Syncope occurred in 30% of patients before the age of 10 and was the most frequent cardiac event during adolescence.

The QTc interval duration exhibited considerable variation when follow-up ECGs were evaluated. The mean ± SD difference between the minimum and maximum QTc values recorded in study patients before age 10 years was 47 ± 40 ms, and the maximum QTc was longer than baseline, mean, and recent QTc values by 24 ms, 28 ms, and 30 ms, respectively. When QTc summary measures were dichotomized at 500 ms, the maximum QTc measure was shown to indicate the highest proportion of patients with a value of ≥500 ms (41%), whereas the proportion of such patients indicated by baseline, mean, and recent QTc values of ≥500 ms was lower (25%, 23%, and 25%, respectively).

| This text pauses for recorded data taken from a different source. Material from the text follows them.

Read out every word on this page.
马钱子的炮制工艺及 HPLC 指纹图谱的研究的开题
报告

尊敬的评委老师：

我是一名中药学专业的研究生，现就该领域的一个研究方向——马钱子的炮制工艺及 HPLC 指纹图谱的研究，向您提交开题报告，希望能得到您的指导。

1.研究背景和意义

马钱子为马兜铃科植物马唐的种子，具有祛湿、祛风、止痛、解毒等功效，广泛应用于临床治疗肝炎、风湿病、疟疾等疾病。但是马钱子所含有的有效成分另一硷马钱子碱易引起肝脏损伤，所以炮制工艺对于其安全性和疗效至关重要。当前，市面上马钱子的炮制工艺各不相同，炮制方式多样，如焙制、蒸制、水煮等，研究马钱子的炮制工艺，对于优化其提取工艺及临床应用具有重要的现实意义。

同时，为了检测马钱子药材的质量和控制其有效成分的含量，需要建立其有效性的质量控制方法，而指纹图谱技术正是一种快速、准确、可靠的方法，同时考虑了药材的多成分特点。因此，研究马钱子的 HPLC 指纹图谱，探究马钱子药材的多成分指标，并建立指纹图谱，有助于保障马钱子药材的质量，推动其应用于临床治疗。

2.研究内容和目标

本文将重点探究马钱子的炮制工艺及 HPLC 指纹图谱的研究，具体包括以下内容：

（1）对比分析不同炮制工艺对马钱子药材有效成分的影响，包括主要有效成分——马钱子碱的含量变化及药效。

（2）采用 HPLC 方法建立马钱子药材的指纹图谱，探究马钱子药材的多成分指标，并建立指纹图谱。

Association between QTc summary measures before age 10 years and cardiac events during adolescence.   Adjusted hazard ratios (HRs) for cardiac events during adolescence for each QTc summary measure dichotomized at 500 ms are shown in Table 2A. After adjusting for time-dependent beta-blocker therapy, cardiac events before age 10, the number of ECGs recorded before age 10, and the age of the first recorded ECG, baseline QTc of ≥500 ms was an insignificant risk factor for cardiac events during adolescence, whereas follow-up QTc summary measures were stronger and significant risk factors. Among the 4 QTc summary measures analyzed, a maximum QTc value of ≥500 ms was the most significant predictor of cardiac events during adolescence. Accordingly, model 3, in which the maximum QTc summary measure was included as covariate, was shown to have the best fit (as defined by the lowest deviance [–2 log likelihood]) of the 4 models (Table 2A).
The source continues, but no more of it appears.